How video stays in sync during an online watch party, why it sometimes doesn't, and what every piece of terminology actually means in plain language.
When people say their video is "out of sync," they usually mean one of two very different things. Understanding which one helps you fix it in seconds rather than spending twenty minutes rebooting everything.
Most people experience the first kind and search for solutions to the second kind. They're fixed differently.
In a screen-sharing watch party, there is only one video source: the host's computer. The host's browser captures the screen pixels and audio samples, encodes them into a stream, and transmits that stream to each viewer over a WebRTC peer-to-peer connection.
WebRTC (Web Real-Time Communication) is the open standard that makes direct browser-to-browser media streams possible without a central video server in the middle. When you start a WatchTogether room, WebRTC negotiates a direct connection between the host and each viewer. The video travels the shortest network path between those two specific machines — not through a datacenter routing everything.

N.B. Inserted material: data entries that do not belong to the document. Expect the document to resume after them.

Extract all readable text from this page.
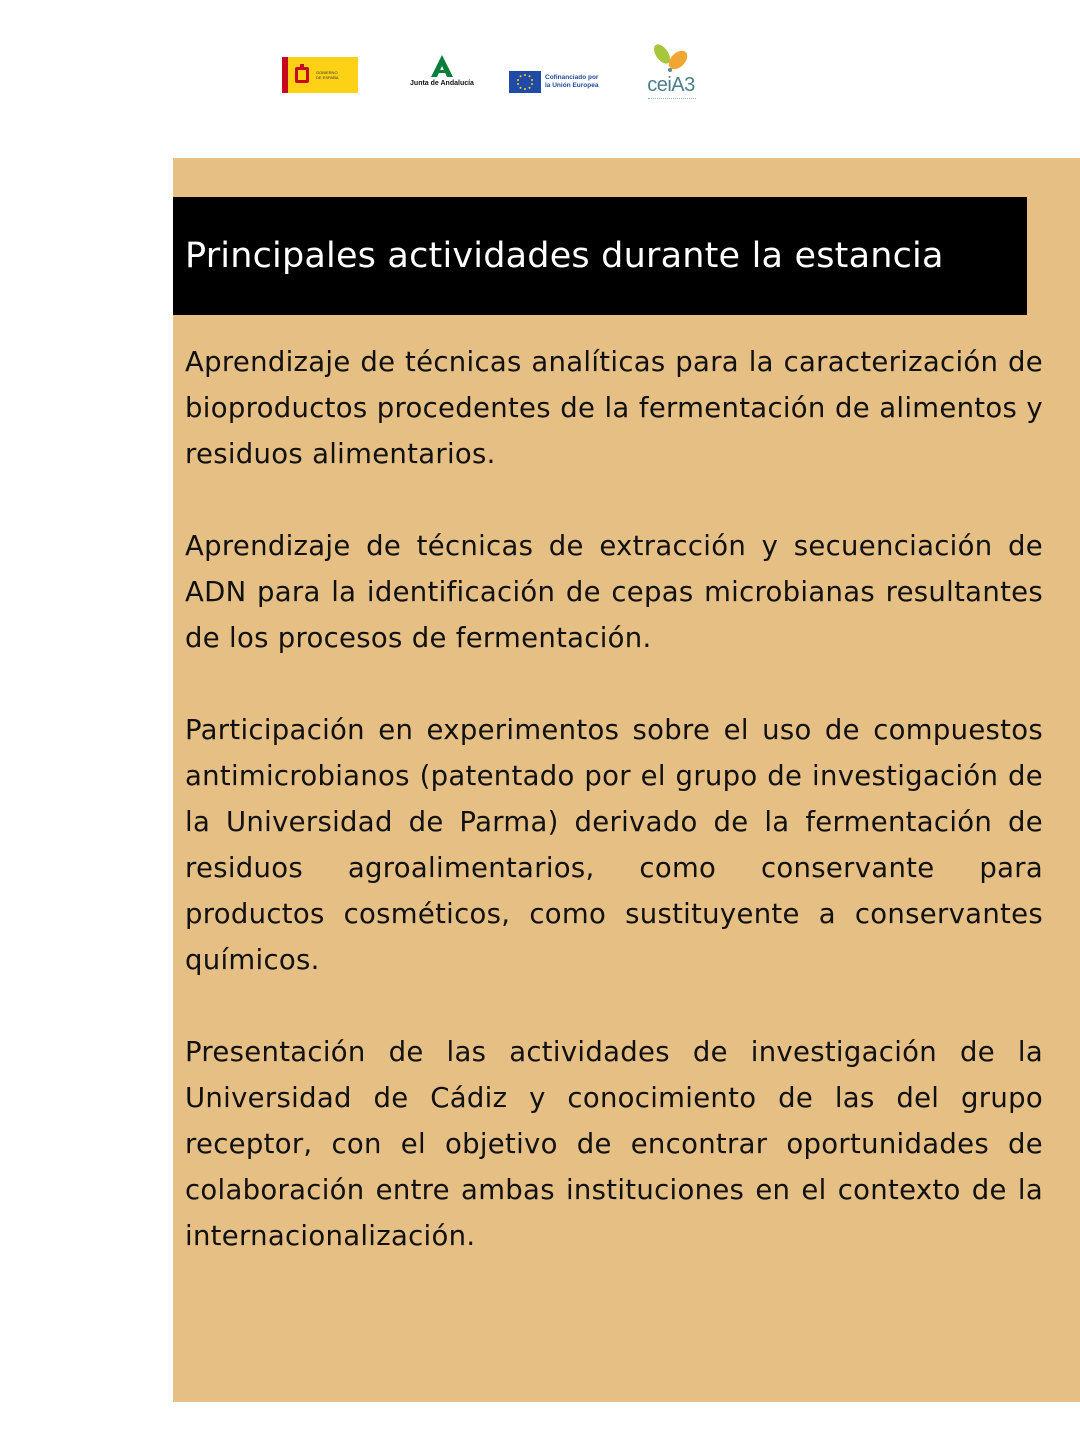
GOBIERNO
DE ESPAÑA
Junta de Andalucía
Cofinanciado por
la Unión Europea	ceiA3
Principales actividades durante la estancia

Aprendizaje de técnicas analíticas para la caracterización de bioproductos procedentes de la fermentación de alimentos y residuos alimentarios.

Aprendizaje de técnicas de extracción y secuenciación de ADN para la identificación de cepas microbianas resultantes de los procesos de fermentación.

Participación en experimentos sobre el uso de compuestos antimicrobianos (patentado por el grupo de investigación de la Universidad de Parma) derivado de la fermentación de residuos agroalimentarios, como conservante para productos cosméticos, como sustituyente a conservantes químicos.

Presentación de las actividades de investigación de la Universidad de Cádiz y conocimiento de las del grupo receptor, con el objetivo de encontrar oportunidades de colaboración entre ambas instituciones en el contexto de la internacionalización.
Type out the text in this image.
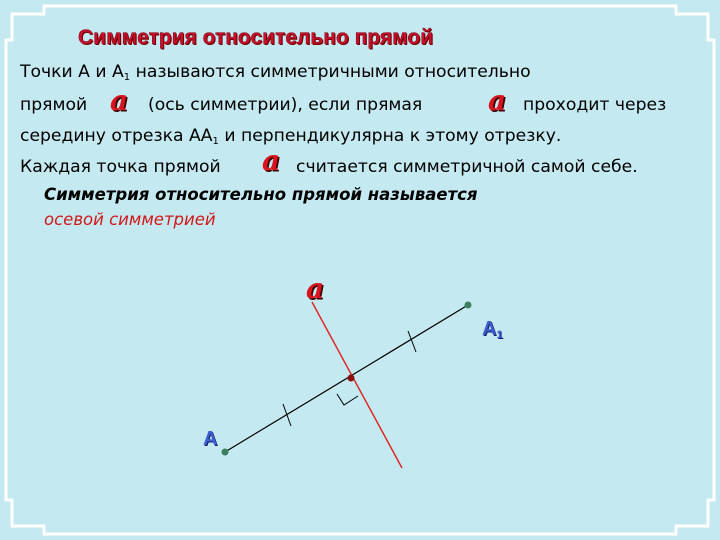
Симметрия относительно прямой
Точки А и $А_1$ называются симметричными относительно
прямой a (ось симметрии), если прямая a проходит через
середину отрезка $АА_1$ и перпендикулярна к этому отрезку.
Каждая точка прямой a считается симметричной самой себе.
Симметрия относительно прямой называется
осевой симметрией
a
А
$А_1$
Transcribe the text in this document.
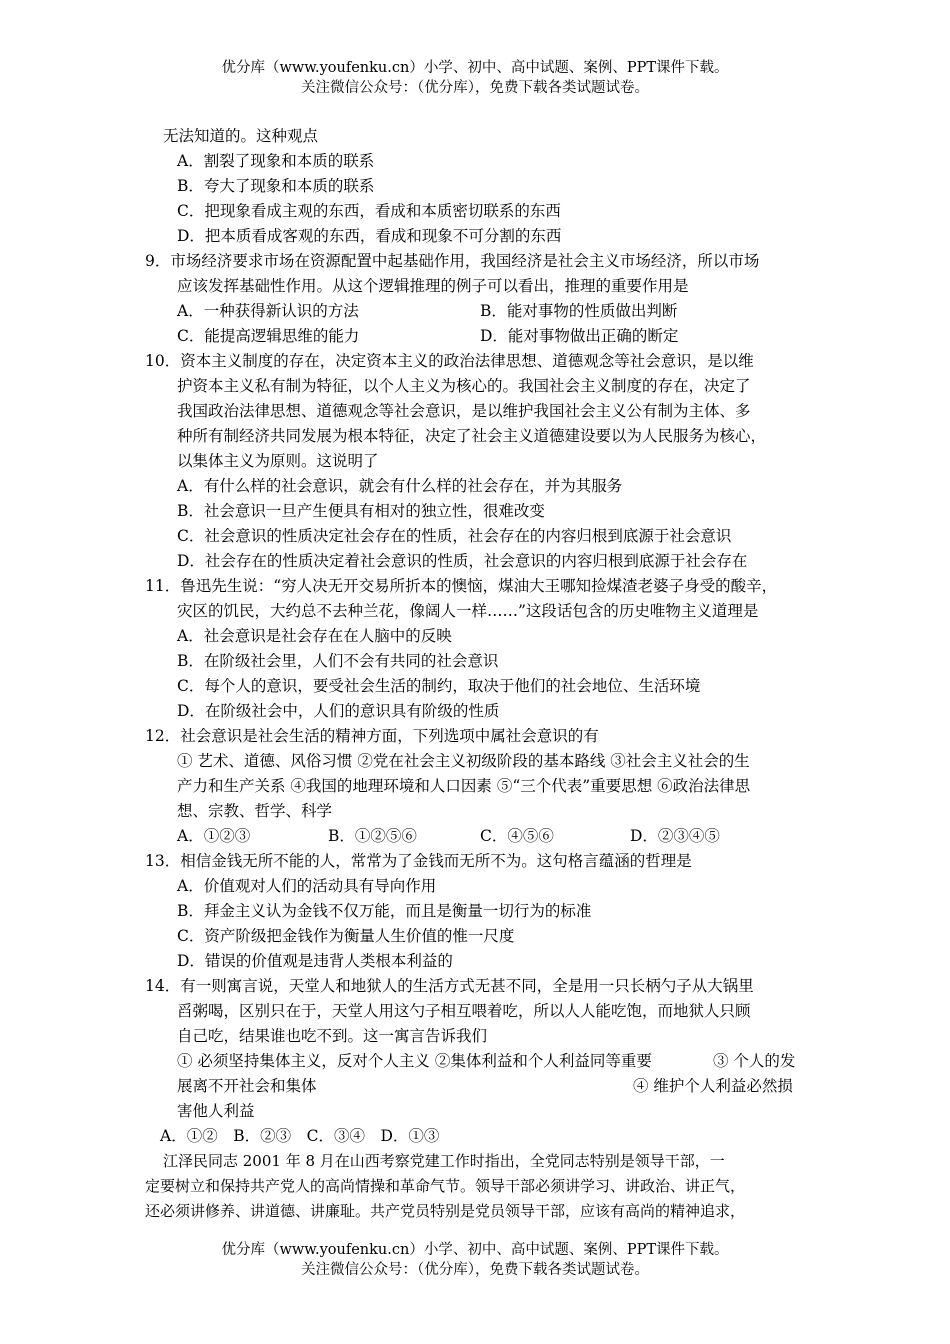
优分库（www.youfenku.cn）小学、初中、高中试题、案例、PPT课件下载。
关注微信公众号：（优分库），免费下载各类试题试卷。
无法知道的。这种观点
A．割裂了现象和本质的联系
B．夸大了现象和本质的联系
C．把现象看成主观的东西，看成和本质密切联系的东西
D．把本质看成客观的东西，看成和现象不可分割的东西
9．市场经济要求市场在资源配置中起基础作用，我国经济是社会主义市场经济，所以市场
应该发挥基础性作用。从这个逻辑推理的例子可以看出，推理的重要作用是
A．一种获得新认识的方法	B．能对事物的性质做出判断
C．能提高逻辑思维的能力	D．能对事物做出正确的断定
10．资本主义制度的存在，决定资本主义的政治法律思想、道德观念等社会意识，是以维
护资本主义私有制为特征，以个人主义为核心的。我国社会主义制度的存在，决定了
我国政治法律思想、道德观念等社会意识，是以维护我国社会主义公有制为主体、多
种所有制经济共同发展为根本特征，决定了社会主义道德建设要以为人民服务为核心，
以集体主义为原则。这说明了
A．有什么样的社会意识，就会有什么样的社会存在，并为其服务
B．社会意识一旦产生便具有相对的独立性，很难改变
C．社会意识的性质决定社会存在的性质，社会存在的内容归根到底源于社会意识
D．社会存在的性质决定着社会意识的性质，社会意识的内容归根到底源于社会存在
11．鲁迅先生说：“穷人决无开交易所折本的懊恼，煤油大王哪知捡煤渣老婆子身受的酸辛，
灾区的饥民，大约总不去种兰花，像阔人一样……”这段话包含的历史唯物主义道理是
A．社会意识是社会存在在人脑中的反映
B．在阶级社会里，人们不会有共同的社会意识
C．每个人的意识，要受社会生活的制约，取决于他们的社会地位、生活环境
D．在阶级社会中，人们的意识具有阶级的性质
12．社会意识是社会生活的精神方面，下列选项中属社会意识的有
① 艺术、道德、风俗习惯 ②党在社会主义初级阶段的基本路线 ③社会主义社会的生
产力和生产关系 ④我国的地理环境和人口因素 ⑤“三个代表”重要思想 ⑥政治法律思
想、宗教、哲学、科学
A．①②③	B．①②⑤⑥	C．④⑤⑥	D．②③④⑤
13．相信金钱无所不能的人，常常为了金钱而无所不为。这句格言蕴涵的哲理是
A．价值观对人们的活动具有导向作用
B．拜金主义认为金钱不仅万能，而且是衡量一切行为的标准
C．资产阶级把金钱作为衡量人生价值的惟一尺度
D．错误的价值观是违背人类根本利益的
14．有一则寓言说，天堂人和地狱人的生活方式无甚不同，全是用一只长柄勺子从大锅里
舀粥喝，区别只在于，天堂人用这勺子相互喂着吃，所以人人能吃饱，而地狱人只顾
自己吃，结果谁也吃不到。这一寓言告诉我们
① 必须坚持集体主义，反对个人主义 ②集体利益和个人利益同等重要	③ 个人的发
展离不开社会和集体	④ 维护个人利益必然损
害他人利益
A．①②　B．②③　C．③④　D．①③
江泽民同志 2001 年 8 月在山西考察党建工作时指出，全党同志特别是领导干部，一
定要树立和保持共产党人的高尚情操和革命气节。领导干部必须讲学习、讲政治、讲正气，
还必须讲修养、讲道德、讲廉耻。共产党员特别是党员领导干部，应该有高尚的精神追求，
优分库（www.youfenku.cn）小学、初中、高中试题、案例、PPT课件下载。
关注微信公众号：（优分库），免费下载各类试题试卷。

This is why screen-sharing sync is fundamentally different from traditional streaming: there's no "server" buffering your video and serving it to you minutes later. The latency is typically 100–500 milliseconds from the host's screen to a viewer's monitor, compared to 5–30 seconds for traditional HLS streaming services.
The total delay between the host doing something (pressing play) and a viewer seeing it. In WebRTC, this is typically 150–400ms — fast enough to feel real-time but still a physical reality of the internet.
Variation in latency over time. If packets sometimes arrive in 100ms and sometimes in 400ms, the viewer's browser has to buffer and smooth them out. High jitter causes momentary stutters and the visual impression of desync.
A small buffer the viewer's browser maintains to absorb jitter. It holds a few hundred milliseconds of incoming video, reorders packets that arrive out of sequence, and plays them smoothly. If jitter is larger than the buffer, frames arrive too late and get dropped.
The amount of video data transmitted per second (measured in Mbps). Higher bitrate = better quality but more demand on the host's upload connection. WebRTC adapts the bitrate automatically based on available bandwidth — this is why a slow host connection causes the picture to look blurry rather than freezing entirely.
The protocols WebRTC uses to find a connection path between two browsers. STUN servers help browsers discover their public IP address. TURN relay servers are used as a fallback when a direct peer-to-peer path can't be established (e.g., behind a corporate firewall). WatchTogether uses TURN fallback automatically when needed.
Audio and video are encoded and decoded separately. They're kept in sync by timestamps embedded in the stream, called presentation timestamps (PTS). When the decoding pipeline runs smoothly, both streams play at the right time. When something disrupts that pipeline, one stream falls ahead of the other.
Modern browsers decode video on the GPU and audio on the CPU. These two components run on slightly different clocks. Over a long session, a small drift accumulates. After 30–60 minutes, a few milliseconds of drift per minute adds up to a visibly wrong lip sync. Disabling hardware acceleration in Chrome forces video decoding back onto the CPU — same clock as audio, drift eliminated.
If the host's CPU is overloaded (encoding the screen capture, running a game, processing a background download), it drops video frames to keep up. Audio continues uninterrupted. The result is video that falls behind audio. Closing unnecessary applications before sharing removes this bottleneck.
Every audio output device has its own buffer size and playback latency. Bluetooth headphones add 100–300ms of latency compared to wired output. If the viewer's system is mixing audio outputs — or if the audio driver's buffer changed — the sound arrives offset from the video frames. Switching to wired audio or restarting the audio driver resolves this.
In screen-sharing parties, group drift is less common than in synchronised-playback parties (like Teleparty) because there's only one stream — but it can occur when one viewer's network path to the host is congested or slow. Their browser has to buffer more aggressively, adding extra latency on top of the base WebRTC latency. The result: they're consistently a few seconds behind everyone else.
In synchronised playback, everyone plays their own local copy of the video. A shared control layer listens to the host's play/pause/seek events and sends commands to every other browser in the room to mirror those actions within milliseconds. There is no stream traveling between users — each person is watching Netflix's servers directly.
This is why the quality is better (you're watching at your own Netflix-tier quality) but the compatibility is worse (it only works for services the extension explicitly supports). Drift can occur if one viewer's stream buffers — Netflix pauses that stream to catch up, but the extension can't always detect this and pause everyone else in sync.
Screen sharing is lower quality than synchronised playback but dramatically more flexible. Synchronised playback is higher quality but more fragile and limited in scope. For casual, social watch parties — the kind where what matters is laughing together, not pixel-perfect 4K — screen sharing is the better tool. For film-club level quality with everyone already subscribed to the same service, synchronised playback has an edge.